When Paul Simon released Hearts and Bones in 1983, I ignored it. It didn't seem significant to me, and I didn't buy it. Neither did most of my friends.
My loss. In 1988, in between the comeback of Graceland and the complex mastery (and, for my money, his best album ever) The Rhythm of the Saints, Simon released a best-of album called Negotiations and Love Songs. On it I found what has pretty much been one of my favourite songs ever, Rene and Georgette Magritte With Their Dog After The War. It had been there on Hearts and Bones, and I had missed it; maybe, though, I needed to be five years older and a whole lot more mature to get it, or even just like it.
The song has a soft, gentle lilt, and some pretty unusual lyrics, about the famous Belgian surrealist painter, his wife, New York City ... and doo wop.

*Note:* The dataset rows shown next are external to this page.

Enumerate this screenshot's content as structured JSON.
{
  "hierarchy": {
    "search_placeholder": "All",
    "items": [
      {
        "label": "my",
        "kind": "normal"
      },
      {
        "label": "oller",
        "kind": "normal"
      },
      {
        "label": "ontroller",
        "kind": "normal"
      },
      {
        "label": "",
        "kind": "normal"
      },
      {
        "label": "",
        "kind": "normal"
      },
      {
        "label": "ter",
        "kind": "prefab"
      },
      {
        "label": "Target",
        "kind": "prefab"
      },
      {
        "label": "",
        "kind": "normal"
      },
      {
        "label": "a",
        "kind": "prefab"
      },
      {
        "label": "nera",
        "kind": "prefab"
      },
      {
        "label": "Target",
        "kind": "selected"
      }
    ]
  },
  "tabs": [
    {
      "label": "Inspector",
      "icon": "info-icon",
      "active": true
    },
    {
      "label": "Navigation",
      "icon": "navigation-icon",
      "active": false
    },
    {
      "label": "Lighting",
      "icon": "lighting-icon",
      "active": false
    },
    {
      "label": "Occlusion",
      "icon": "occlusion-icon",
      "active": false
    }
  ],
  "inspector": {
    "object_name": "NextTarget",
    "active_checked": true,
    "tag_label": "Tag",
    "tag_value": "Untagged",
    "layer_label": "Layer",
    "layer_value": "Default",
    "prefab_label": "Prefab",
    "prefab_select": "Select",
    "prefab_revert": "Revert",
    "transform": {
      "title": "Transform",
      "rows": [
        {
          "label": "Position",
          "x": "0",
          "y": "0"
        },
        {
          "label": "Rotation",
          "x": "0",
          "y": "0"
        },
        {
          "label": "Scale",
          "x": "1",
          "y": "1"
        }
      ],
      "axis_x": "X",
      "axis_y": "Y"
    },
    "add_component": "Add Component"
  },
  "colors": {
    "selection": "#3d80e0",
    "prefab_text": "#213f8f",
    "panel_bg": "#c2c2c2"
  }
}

I didn't for many years that Simon had gotten the idea for the song from having seen a photograph of Rene Magritte and his wife, Georgette Magritte, holding their dog. The photograph was taken by Lothar Wolleh.
The photograph was taken after the war, but well after the war ... in 1967. And not in New York, as the song implied, but in Brussels. You can see it, as well as Wolleh's other portraits of Magritte, in this set posted to Flickr. It's inspiring.
It finally clicked with me that the setting of the photograph was irrelevant, and that the song itself was subtly surreal ... quite a lot like Magritte itself.
After all, isn't it peculiar that the "deep forbidden music" that the Magrittes had been longing for, to which they danced by moonlight in a hotel room, was the music of doo-wop groups, or the street music of New York that Simon grew up to. As the song puts it, the Penguins, the Moonglows, the Orioles and the Five Satins.
In any event, the song is a favourite, and one that can instantly fill a room with warmth.